Le Dr Eric Galam, généraliste, médecin coordonnateur de l’association et auteur du rapport sur les libéraux franciliens, estime que 53% des médecins sont menacés par le burn-out. Il avait ainsi établi un profil-type :
“célibataire, entre 45 et 50 ans, généraliste de secteur 1 avec une grosse clientèle, qui fait des visites et reçoit sans rendez-vous. Il rencontre des difficultés financières dans sa vie privée, se sent fragile psychologiquement, ne s’accomplit pas (ou plus) dans son métier et est confronté à des problèmes de santé ou des problèmes affectifs.”
Ce qui est toutefois positif, c’est que la nouvelle génération semble prendre un chemin différent. Les jeunes médecins, qui sont désormais plus souvent des femmes que des hommes, ne veulent plus travailler autant et souhaitent partagent leur temps entre le travail, la famille et les loisirs.

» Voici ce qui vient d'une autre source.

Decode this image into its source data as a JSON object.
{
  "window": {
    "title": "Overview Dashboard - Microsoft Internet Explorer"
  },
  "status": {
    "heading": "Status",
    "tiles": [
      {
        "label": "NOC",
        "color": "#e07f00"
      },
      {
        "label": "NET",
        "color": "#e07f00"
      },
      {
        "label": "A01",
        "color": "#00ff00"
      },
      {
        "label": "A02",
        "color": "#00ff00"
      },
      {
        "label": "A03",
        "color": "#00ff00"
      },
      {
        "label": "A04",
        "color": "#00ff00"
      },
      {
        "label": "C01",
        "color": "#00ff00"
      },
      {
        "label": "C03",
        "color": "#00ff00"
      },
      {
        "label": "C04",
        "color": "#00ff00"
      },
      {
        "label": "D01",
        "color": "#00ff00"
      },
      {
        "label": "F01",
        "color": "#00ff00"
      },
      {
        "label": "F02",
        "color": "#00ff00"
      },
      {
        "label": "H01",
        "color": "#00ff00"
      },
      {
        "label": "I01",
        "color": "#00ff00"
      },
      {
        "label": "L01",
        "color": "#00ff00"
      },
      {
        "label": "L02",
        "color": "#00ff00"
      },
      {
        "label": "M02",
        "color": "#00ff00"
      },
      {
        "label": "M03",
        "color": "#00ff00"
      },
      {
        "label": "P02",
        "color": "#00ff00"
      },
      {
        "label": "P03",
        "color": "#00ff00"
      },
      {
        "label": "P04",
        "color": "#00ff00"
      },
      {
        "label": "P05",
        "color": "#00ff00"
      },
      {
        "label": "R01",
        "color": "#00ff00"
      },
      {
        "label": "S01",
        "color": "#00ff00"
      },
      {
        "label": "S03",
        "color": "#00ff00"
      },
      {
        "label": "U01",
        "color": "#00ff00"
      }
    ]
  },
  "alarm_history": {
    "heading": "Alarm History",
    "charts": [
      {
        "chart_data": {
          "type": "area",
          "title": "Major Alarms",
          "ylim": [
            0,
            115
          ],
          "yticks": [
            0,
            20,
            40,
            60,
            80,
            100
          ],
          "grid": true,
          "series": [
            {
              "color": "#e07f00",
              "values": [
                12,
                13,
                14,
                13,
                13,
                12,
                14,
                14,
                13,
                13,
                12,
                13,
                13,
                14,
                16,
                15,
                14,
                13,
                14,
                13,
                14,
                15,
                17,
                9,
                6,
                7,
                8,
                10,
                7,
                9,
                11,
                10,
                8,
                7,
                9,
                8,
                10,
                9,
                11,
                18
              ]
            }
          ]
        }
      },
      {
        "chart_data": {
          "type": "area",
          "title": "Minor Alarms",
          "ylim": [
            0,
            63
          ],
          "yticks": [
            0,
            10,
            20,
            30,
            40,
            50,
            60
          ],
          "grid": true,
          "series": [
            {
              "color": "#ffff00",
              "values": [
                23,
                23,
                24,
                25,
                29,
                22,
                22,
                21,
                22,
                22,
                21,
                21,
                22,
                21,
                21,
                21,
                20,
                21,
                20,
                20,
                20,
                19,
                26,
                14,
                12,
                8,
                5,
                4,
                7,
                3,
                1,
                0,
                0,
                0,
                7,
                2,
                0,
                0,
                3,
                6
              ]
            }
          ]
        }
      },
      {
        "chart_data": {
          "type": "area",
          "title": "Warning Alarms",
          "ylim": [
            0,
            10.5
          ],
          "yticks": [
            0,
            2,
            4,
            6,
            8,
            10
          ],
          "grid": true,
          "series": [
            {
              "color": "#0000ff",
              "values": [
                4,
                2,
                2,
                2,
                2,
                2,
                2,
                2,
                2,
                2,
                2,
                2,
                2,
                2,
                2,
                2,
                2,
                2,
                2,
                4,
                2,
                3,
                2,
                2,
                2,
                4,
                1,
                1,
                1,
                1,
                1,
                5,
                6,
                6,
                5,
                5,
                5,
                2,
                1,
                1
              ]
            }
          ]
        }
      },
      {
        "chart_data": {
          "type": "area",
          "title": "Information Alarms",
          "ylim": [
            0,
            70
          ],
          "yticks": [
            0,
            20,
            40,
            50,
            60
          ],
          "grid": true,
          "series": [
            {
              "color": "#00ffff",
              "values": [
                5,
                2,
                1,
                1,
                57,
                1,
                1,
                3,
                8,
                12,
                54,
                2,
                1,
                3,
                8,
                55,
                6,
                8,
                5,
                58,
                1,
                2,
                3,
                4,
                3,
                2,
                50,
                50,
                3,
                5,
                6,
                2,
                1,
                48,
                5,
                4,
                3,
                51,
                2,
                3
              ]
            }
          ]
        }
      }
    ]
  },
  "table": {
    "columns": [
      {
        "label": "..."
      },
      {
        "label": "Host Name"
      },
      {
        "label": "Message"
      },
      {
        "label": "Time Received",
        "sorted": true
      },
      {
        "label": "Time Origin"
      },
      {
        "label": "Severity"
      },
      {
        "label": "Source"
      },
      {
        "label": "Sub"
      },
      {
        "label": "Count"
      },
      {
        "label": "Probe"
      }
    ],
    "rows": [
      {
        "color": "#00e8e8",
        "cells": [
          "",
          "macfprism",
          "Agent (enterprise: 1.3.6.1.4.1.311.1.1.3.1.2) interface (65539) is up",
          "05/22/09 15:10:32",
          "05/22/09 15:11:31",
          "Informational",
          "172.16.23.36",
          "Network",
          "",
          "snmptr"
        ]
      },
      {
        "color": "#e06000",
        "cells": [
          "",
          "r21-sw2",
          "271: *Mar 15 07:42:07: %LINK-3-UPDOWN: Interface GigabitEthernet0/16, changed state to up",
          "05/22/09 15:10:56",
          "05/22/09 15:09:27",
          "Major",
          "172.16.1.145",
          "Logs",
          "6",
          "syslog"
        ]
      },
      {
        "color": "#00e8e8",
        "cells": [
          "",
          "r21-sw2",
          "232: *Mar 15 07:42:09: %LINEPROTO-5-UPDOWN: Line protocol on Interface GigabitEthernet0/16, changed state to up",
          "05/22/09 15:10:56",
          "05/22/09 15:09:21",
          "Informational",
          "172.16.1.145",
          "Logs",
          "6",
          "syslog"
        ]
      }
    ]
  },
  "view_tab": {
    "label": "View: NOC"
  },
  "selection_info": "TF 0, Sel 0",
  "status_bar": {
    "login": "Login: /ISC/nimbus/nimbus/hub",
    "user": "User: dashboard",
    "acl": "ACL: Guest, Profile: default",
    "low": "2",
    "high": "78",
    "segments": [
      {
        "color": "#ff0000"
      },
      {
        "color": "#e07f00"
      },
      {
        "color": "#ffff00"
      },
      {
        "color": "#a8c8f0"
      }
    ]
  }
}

“Les choses vont changer, conclut le Dr Gaudeau, le président de Pasteur Mutualité. Il va y avoir un retour du bâton parce qu’on ne peut plus continuer comme ça. On va assister encore à une augmentation des burn-out dans la profession mais je suis optimiste quant à l’avenir parce que les jeunes ne s’installent plus tous seuls dans un cabinet, ils exercent en groupe. Et c’est tout bête, mais prendre un café avec ses confrères suffit parfois à soulager une angoisse. Ce n’est pas du temps de perdu, au contraire c’est du temps positif.”
Partager et échanger comme leitmotivs donc des générations à venir, un beau message en tout cas envoyé aux jeunes.